When the IRS comes knocking with a six-figure tax bill, you have options—but choosing the wrong one can haunt you for years. Bankruptcy and IRS payment plans each solve the problem differently, with wildly different consequences for your credit, assets, and timeline. Understanding which route actually fits your situation is critical before you sign anything.
The Core Difference: What You're Really Choosing
Bankruptcy is a legal discharge of debt through federal court. An IRS payment plan is a negotiated agreement to pay what you owe over time without court involvement. The distinction matters because bankruptcy can eliminate tax debt entirely under specific conditions, while a payment plan always leaves you paying something. Conversely, payment plans protect your assets and won't devastate your credit score the way bankruptcy does.
When Bankruptcy Actually Eliminates Tax Debt
Tax debt isn't automatically dischargeable in bankruptcy—there are strict rules. The IRS debt must be at least three years old from the original filing date, you must have filed a tax return (even if late), and the return can't have been fraudulent. Additionally, the debt can't have been assessed within 240 days before your bankruptcy filing.
Chapter 7 bankruptcy is the relevant option here. If your tax debt clears these hurdles, filing Chapter 7 can wipe it out entirely, along with other unsecured debts. Chapter 13, by contrast, restructures your debt into a repayment plan over 3–5 years and typically won't discharge tax obligations. Most tax debts don't qualify, but when they do, this route eliminates the entire liability.
The catch: bankruptcy costs $300–$400 in court fees plus attorney fees ranging from $1,500 to $4,000 for a straightforward case, and it tanks your credit score for 7–10 years.
IRS Payment Plans: The Accessible Alternative
The IRS offers multiple payment plan options if you can't pay your full tax bill upfront:
- Short-term installment agreement: Pay within 120 days with minimal setup fees ($31–$225 depending on method). This is the fastest exit if you can manage it.
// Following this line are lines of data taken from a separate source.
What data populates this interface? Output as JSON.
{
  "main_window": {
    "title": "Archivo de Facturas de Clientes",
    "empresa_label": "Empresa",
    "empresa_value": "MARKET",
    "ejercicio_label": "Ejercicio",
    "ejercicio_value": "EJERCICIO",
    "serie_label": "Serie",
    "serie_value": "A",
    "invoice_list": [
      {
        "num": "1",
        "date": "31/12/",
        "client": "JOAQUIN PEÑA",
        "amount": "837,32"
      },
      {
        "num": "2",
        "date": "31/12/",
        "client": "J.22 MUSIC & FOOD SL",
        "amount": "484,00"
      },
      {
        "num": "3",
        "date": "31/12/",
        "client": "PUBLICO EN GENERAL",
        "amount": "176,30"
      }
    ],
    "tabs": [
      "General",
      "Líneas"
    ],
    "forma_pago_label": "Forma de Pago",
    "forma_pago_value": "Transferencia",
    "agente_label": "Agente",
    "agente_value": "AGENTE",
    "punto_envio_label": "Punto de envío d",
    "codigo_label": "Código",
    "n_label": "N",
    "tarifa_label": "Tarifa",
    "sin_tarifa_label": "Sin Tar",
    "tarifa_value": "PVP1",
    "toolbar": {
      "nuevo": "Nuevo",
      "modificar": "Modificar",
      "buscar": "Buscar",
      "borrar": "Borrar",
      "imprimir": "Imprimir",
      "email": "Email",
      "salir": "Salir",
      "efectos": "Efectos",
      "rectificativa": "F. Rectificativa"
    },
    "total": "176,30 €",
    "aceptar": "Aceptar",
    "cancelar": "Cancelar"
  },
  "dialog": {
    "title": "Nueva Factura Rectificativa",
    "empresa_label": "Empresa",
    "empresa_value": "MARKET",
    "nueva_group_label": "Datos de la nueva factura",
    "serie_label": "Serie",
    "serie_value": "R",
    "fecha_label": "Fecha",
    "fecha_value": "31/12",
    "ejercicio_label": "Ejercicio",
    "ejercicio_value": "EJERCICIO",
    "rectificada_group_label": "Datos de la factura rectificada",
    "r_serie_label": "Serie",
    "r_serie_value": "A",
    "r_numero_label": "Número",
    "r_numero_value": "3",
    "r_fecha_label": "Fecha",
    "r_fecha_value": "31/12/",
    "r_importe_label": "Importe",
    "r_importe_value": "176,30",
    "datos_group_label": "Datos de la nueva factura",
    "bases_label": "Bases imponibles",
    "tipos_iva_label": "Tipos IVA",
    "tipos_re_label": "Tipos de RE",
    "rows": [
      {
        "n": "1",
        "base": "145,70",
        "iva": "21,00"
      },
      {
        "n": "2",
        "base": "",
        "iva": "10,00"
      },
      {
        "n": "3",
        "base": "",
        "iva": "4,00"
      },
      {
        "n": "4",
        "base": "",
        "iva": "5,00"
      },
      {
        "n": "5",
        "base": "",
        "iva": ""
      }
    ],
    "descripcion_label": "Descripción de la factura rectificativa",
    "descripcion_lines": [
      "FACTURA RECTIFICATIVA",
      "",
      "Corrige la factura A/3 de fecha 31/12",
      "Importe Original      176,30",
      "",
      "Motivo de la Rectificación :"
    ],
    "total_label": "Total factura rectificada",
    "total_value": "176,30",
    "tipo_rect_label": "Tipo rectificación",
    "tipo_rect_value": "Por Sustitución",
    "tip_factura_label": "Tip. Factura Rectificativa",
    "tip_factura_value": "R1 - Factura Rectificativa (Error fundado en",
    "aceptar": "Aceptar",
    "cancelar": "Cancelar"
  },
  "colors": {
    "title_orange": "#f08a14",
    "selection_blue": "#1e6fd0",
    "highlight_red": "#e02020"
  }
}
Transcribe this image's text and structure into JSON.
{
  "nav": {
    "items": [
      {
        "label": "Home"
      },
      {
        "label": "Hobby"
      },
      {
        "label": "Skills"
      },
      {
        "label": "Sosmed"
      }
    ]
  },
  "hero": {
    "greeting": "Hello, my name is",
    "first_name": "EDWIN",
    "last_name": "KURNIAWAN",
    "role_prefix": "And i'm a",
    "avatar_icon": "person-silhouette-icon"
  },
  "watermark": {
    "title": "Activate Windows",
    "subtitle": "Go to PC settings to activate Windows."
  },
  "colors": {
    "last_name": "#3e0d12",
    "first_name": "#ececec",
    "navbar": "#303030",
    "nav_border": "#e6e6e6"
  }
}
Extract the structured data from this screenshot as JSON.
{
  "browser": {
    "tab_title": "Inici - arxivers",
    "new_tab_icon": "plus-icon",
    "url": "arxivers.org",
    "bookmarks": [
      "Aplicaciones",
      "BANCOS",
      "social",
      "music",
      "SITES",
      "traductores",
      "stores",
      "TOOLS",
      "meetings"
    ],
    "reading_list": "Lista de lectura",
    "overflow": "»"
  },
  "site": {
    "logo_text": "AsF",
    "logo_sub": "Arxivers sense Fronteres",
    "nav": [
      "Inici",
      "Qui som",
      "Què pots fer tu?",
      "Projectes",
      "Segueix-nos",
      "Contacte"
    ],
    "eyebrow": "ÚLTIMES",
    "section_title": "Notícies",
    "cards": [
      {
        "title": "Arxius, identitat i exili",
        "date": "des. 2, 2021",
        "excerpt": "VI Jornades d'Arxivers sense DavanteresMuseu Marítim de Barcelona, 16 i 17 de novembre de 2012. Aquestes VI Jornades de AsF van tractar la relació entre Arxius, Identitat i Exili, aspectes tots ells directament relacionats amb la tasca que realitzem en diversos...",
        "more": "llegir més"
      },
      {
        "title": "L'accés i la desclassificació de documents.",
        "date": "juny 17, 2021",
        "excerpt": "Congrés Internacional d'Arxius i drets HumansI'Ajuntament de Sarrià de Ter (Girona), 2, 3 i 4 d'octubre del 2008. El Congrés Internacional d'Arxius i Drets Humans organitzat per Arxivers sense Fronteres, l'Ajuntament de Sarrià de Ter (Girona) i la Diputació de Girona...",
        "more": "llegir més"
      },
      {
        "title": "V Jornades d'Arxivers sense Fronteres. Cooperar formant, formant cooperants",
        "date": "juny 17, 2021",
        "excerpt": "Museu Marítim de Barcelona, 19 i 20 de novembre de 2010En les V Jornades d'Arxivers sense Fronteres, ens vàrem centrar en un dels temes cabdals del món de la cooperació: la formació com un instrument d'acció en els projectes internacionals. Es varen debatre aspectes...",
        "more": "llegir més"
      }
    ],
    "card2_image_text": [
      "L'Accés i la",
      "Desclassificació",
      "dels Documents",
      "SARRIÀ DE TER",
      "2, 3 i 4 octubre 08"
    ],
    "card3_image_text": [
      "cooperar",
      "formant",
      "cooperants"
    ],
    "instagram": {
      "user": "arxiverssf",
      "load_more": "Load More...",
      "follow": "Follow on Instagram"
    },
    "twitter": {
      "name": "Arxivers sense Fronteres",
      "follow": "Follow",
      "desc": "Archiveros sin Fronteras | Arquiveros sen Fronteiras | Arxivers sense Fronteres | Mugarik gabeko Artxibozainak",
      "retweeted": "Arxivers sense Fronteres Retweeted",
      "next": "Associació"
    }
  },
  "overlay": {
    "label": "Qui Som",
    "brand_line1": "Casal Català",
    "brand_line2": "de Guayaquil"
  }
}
- Long-term installment agreement: Monthly payments stretched over several years. Setup fees run $31–$225; if you're low-income, you may qualify for reduced or waived fees.
- Offer in Compromise (OIC): Settle for less than you owe if you can prove financial hardship. The IRS accepts roughly 15–20% of submitted OICs, and they require detailed financial disclosure.
Payment plans don't require a lawyer, though having one review the terms is smart. You can negotiate directly with the IRS, or an enrolled agent, CPA, or tax attorney can represent you. Monthly payments typically range from $100 upward depending on the total debt and your income.
Comparing the Real-World Scenarios
Choose bankruptcy if:
- Your tax debt is old enough (3+ years), you filed returns, and you're judgment-proof or have minimal assets worth protecting.
- You have significant non-tax debt (medical bills, credit cards, personal loans) that also needs eliminating.
- Your credit is already damaged and you can rebuild it.
Choose a payment plan if:
- Your tax debt is recent or doesn't meet bankruptcy discharge rules.
- You have assets (house, car, savings) you want to keep.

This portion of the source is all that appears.